Lo es más, seguramente, el hecho de ser una referencia ineludible del género y, sin embargo, no parecer precisamente un disco punk. No en la forma, no en lo meramente musical.

Cuando en 1976 el panorama musical británico languidecía bajo el dominio del rock progresivo y sinfónico y sus aburridos e interminables desarrollos instrumentales, los Clash se colocaron al frente de la revuelta punk junto a The Damned y Sex Pistols (y enseguida muchísimos otros), poniéndolo todo patas arriba y dando el último gran golpe de timón al rumbo de la música popular.

Aunque la astucia y las sobresalientes habilidades de Malcolm McLaren en materia mercadotécnica convirtieron a los Pistols en la gran referencia de aquella nueva generación, el primer álbum de los Clash era igual de bueno que el formidable y arrollador Never Mind The Bollocks, lo mismo que puede decirse de su segunda entrega, el ya algo más sofisticado pero ciertamente afilado y combativo Give´em Enough Rope. El siguiente era ya otra cosa. Era mucho más.

Para su tercera entrega, unos Clash en verdadero estado de gracia habían recorrido, en apenas un par de años, un camino en el que otros habrían tenido que empeñar lustros. Sus dos primeras entregas eran magníficos discos de punk de catecismo: canciones airadas, encendidas proclamas sociales, inconformismo y agitación, guitarras sucias y veloces, melodías sencillas; música urgente, desprejuiciada y vital.

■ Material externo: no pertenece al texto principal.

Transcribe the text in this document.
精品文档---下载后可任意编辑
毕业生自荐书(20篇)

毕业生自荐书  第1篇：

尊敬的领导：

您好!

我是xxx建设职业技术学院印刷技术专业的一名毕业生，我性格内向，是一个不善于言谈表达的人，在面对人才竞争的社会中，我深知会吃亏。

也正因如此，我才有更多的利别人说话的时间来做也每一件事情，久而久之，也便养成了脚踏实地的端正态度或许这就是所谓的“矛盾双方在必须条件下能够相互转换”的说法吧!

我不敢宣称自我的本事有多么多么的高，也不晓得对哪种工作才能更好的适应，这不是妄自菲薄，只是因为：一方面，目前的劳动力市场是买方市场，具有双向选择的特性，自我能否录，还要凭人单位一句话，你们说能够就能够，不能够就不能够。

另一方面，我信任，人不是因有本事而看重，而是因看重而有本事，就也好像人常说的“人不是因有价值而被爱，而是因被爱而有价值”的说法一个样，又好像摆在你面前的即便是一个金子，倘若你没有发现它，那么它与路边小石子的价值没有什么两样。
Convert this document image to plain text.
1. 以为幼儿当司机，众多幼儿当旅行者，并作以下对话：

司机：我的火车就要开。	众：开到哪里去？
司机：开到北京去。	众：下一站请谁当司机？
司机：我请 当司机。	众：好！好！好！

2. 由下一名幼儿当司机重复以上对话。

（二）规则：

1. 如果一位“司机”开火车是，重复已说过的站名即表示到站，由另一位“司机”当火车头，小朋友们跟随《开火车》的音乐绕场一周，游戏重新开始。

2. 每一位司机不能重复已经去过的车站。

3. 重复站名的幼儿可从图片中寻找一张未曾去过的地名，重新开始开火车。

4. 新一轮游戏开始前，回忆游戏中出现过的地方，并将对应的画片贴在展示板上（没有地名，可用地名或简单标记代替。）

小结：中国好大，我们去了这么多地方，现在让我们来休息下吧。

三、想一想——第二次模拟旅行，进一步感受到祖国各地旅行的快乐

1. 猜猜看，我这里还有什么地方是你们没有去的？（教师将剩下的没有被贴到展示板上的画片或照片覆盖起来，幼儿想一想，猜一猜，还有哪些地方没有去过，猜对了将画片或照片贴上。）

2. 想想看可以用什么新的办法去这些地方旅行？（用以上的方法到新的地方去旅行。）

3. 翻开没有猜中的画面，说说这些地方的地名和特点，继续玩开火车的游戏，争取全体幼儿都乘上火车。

Felizmente, el cuarteto londinense iría mucho más lejos con London Calling. Aunque seguiría coleando algún tiempo más (“punk´s not dead” podía leerse en los muros del extrarradio londinense –y madrileño, por ejemplo–), a finales de 1979 el punk había dado paso a la nueva ola, que, a grandes rasgos, combinaba la recuperación de las melodías de formato clásico del pop de los sesenta con la dosis extra de energía propia de los nuevos tiempos.

Con su radar perfectamente ajustado y orientado, Joe Strummer, Mick Jones, Paul Simonon y Topper Headon absorbían las influencias de casi cualquier cosa que se les pusiera por delante, conformando un repertorio absolutamente imbatible que en poco se asemejaba a los criterios formales y estéticos del punk primigenio. Sí permanecía, ciertamente, una actitud desafiante y crítica, si bien frente al nihilismo algo obtuso de la mayor parte de sus compañeros de generación (“no future”), su propuesta era rebelde y contestataria, pero alentadora y combativa, no exenta, además, de un atractivo halo de romanticismo izquierdista.

Fuera de toda convención y ahuyentando todo tipo de complejos, London Calling derribaba por las bravas todos los límites formales del punk, conformando una espléndida colección de formidables canciones en la que coincidían el rhythm and blues, el reggae, el soul, el pop más accesible y el rock and roll clásico, que aterrizaba en el álbum por la vía rápida, con esa excelente e inesperada versión de Brand New Cadillac, la más emblemática pieza firmada por una de las pocas glorias británicas del género, Vince Taylor.

Con todos esos ingredientes fabulosos, solo faltaba una portada convertida en todo un icono de la época (una instantánea algo borrosa de Paul Simonon estrellando su bajo contra el suelo durante una actuación enmarcada en las letras que componían el nombre del grupo y el título a imagen y semejanza de las del primer álbum de Elvis Presley) y un productor lo suficientemente intrépido y tarado como para, por ejemplo, lanzar botellas de cerveza al grupo mientras grababa porque eso, decía, “despertará vuestra agresividad”.

Al margen de aquellas peculiares técnicas motivacionales, lo cierto es que Guy Stevens, agitador musical en la época del “swinging London” y productor, posteriormente, de bandas como Procol Harum, Free o Mott The Hoople, extrajo de los Clash lo mejor de sí mismos, dando homogeneidad y coherencia a un disco que derrocha vitalidad, energía y frescura y que, sobre todo, está lleno de enormes canciones.

Cuarenta años después, London Calling mantiene intacto todo su poderío y sigue brillando como una de las obras maestras de la música popular de todos los tiempos. Y el Museum of London se apunta un certero tanto con una atractiva exposición cuyo público no se limita precisamente a la hermandad del imperdible.